Loot & Legends translates many of Card Hunter‘s mechanics and systems to the iPad. Most of the time you’ll be controlling a group of up to three heroes, a Dwarf Warrior, an Elf Wizard, and a Human Priest, and collecting an increasing number of loot (equipment) that offers your heroes different tactical possibilities. For example, by choosing certain pieces of equipment for your heroes, you can have a fire-casting or ice-casting Wizard, a polearm- or axe-wielding Warrior, and a holy or unholy Priest. Each archetype enables specific ways of playing, and each equipment decision you make defines what cards your heroes will carry to battle.
During my time with the game so far, Loot & Legends‘s equipment mechanics feel more coherent than those of its PC ancestor. According to the Dev Diaries of Jonathon Loucks, Loot & Legends’s lead designer, Dropforge Games has been rethinking the way equipment should work in the game, with Loot & Legends preferring a more equipment-based design (creating equipment first and its cards later) rather than the card-based design of Card Hunter (creating and balancing cards first and then building equipment with them). By the way, if you are even remotely interested in game design, you should definitely read these Dev Diaries as they give you a great insight into the way game designers think about game mechanics and how they solve various issues that pop up during game design.

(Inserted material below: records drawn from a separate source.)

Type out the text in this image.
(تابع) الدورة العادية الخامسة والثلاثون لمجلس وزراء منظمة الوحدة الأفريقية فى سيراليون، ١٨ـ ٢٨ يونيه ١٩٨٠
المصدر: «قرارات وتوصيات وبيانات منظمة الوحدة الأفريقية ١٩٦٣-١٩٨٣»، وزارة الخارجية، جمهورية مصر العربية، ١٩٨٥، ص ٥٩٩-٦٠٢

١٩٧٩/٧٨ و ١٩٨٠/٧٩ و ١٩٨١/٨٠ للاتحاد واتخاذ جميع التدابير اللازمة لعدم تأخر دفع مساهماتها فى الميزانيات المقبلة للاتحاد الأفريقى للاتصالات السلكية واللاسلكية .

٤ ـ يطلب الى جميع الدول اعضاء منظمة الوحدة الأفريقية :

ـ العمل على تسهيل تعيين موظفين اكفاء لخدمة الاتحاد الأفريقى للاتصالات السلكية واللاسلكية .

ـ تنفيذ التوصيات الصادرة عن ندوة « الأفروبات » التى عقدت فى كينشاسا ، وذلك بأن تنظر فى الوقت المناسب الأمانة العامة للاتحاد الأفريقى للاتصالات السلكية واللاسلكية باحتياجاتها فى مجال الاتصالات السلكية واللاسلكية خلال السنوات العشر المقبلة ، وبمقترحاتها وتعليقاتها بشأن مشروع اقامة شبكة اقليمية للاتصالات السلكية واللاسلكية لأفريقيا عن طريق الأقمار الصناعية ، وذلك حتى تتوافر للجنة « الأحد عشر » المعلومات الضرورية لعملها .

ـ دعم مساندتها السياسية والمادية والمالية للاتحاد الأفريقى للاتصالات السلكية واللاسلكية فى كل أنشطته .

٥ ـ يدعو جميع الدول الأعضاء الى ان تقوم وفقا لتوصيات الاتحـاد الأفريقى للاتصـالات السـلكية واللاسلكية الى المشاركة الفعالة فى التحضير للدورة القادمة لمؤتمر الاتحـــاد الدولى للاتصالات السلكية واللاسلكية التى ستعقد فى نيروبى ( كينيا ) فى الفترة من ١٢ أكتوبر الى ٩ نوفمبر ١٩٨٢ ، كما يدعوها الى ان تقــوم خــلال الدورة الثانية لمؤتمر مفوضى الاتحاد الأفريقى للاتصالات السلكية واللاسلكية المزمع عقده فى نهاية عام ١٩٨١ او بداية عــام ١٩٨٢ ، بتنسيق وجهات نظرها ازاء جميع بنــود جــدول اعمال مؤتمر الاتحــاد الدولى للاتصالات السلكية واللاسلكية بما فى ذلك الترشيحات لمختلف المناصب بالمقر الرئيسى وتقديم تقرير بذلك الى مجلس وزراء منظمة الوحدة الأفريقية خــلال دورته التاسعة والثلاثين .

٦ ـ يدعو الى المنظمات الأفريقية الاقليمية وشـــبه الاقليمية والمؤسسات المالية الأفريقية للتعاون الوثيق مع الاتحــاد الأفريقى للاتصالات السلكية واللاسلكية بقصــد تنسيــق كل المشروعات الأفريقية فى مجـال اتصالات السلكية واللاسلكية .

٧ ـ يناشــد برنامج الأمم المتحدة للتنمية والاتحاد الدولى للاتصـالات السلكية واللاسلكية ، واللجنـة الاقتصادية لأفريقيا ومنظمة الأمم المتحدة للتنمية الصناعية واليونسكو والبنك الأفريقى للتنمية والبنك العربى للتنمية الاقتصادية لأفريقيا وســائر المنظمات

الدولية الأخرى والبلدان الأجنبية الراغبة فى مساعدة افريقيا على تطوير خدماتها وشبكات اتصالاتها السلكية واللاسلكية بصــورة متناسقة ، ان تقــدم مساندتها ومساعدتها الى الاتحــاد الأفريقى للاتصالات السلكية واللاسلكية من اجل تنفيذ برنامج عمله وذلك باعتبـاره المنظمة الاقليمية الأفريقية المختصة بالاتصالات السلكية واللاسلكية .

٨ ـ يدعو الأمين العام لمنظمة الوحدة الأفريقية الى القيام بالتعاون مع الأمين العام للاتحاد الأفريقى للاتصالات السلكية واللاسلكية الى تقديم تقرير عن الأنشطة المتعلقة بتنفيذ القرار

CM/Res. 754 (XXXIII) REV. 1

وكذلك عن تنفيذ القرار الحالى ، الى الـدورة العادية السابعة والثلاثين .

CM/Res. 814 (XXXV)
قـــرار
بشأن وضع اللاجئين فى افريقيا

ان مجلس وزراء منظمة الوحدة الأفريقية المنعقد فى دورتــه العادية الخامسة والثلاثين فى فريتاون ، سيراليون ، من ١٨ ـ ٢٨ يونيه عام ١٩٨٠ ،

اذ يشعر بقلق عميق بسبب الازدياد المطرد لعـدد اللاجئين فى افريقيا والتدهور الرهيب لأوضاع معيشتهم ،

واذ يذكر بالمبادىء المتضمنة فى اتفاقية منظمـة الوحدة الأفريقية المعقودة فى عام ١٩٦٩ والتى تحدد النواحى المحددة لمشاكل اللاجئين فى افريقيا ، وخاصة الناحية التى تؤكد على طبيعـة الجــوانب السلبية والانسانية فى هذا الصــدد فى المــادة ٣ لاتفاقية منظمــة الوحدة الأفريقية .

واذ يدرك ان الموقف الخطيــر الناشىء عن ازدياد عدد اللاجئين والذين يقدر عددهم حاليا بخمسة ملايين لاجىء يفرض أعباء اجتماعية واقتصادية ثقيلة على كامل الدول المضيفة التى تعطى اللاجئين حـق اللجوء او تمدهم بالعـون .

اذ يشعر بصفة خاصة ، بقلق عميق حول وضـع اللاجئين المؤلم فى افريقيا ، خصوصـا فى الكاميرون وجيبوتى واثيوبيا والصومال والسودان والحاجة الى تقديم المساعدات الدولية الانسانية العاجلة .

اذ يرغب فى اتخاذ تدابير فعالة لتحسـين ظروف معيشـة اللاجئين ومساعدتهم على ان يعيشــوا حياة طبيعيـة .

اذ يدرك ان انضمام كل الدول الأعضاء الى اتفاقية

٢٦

I think I’m going to like Loot & Legends‘s equipment system better than Card Hunter‘s, and keep in mind that I really liked Card Hunter. The CCG elements of Loot & Legends‘s design seem to be more prevalent in the iPad iteration of the system. It is, of course, early to say whether the re-design will be successful because these kind of design choices reverberate throughout a game and, while they can work in the early stages, they might fall apart towards the end when players become more aware of the mechanics. Still, I think these design changes are the right way to go.

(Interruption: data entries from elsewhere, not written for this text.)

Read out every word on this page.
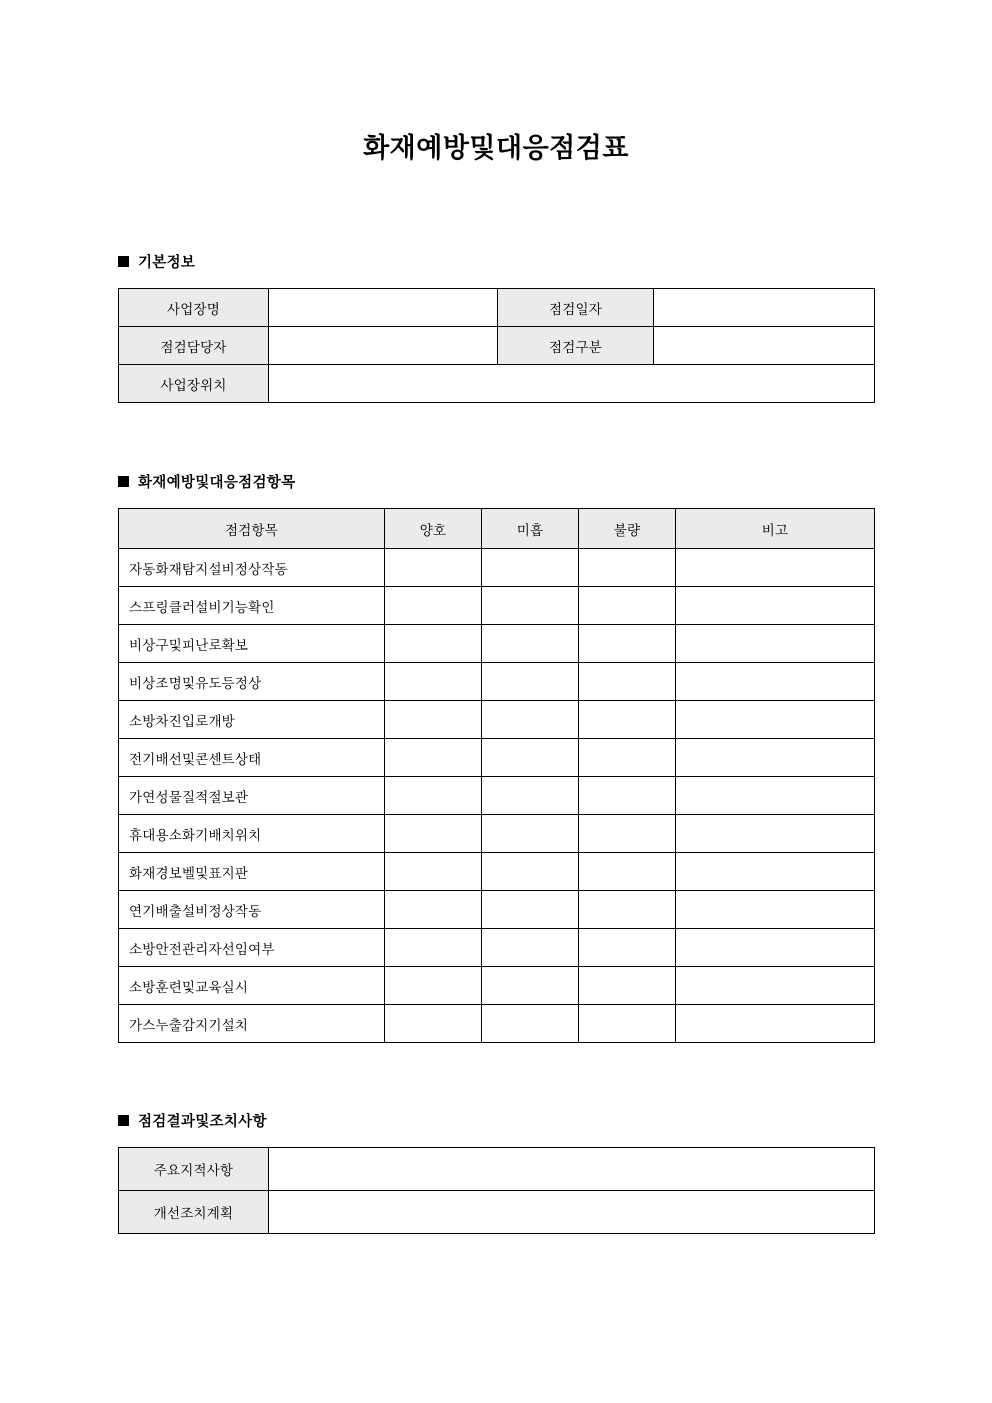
화재예방및대응점검표
기본정보
사업장명		점검일자	
점검담당자		점검구분	
사업장위치			
화재예방및대응점검항목
점검항목	양호	미흡	불량	비고
자동화재탐지설비정상작동				
스프링클러설비기능확인				
비상구및피난로확보				
비상조명및유도등정상				
소방차진입로개방				
전기배선및콘센트상태				
가연성물질적절보관				
휴대용소화기배치위치				
화재경보벨및표지판				
연기배출설비정상작동				
소방안전관리자선임여부				
소방훈련및교육실시				
가스누출감지기설치				
점검결과및조치사항
주요지적사항	
개선조치계획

In addition to having an intriguing design, the game is also lovely to look at. As you can see from the images in this article, the game’s art is cleverly designed to make Loot & Legends resemble a board game consisting of 2D cardboard characters played on your friend’s kitchen table. Loot & Legends is once more building upon the foundations of Card Hunter, but the game’s art is not a direct translation of the PC game’s art onto the tablet; rather, it’s a subtle re-imagining, especially when it comes to the game’s map, which by the way is gorgeous in its “cardboardness." The humor that runs throughout the game’s story and characters is also present in the artwork, with enemies often consisting of a 2D character heavily taped onto a chess piece (as I’ve said, Gary the gamemaster is quite…inventive).
The beta I’ve been playing doesn’t include all of the planned features of the complete product, with the crafting system (which the developers haven’t unveiled yet), much of the equipment, and, most notably, the PVP parts of the game missing. The game will be F2P, just like Card Hunter, but I’ve never found Card Hunter‘s monetization system to be a hindrance, and I expect the same experience with Loot & Legends. The game is still in development, but I’m enjoying the direction its going and so do the members of our forums. And I still marvel at the fact that I can sit on a couch and play on my tablet a video game emulating a tabletop game. Marty McFly would’ve been dumbfounded.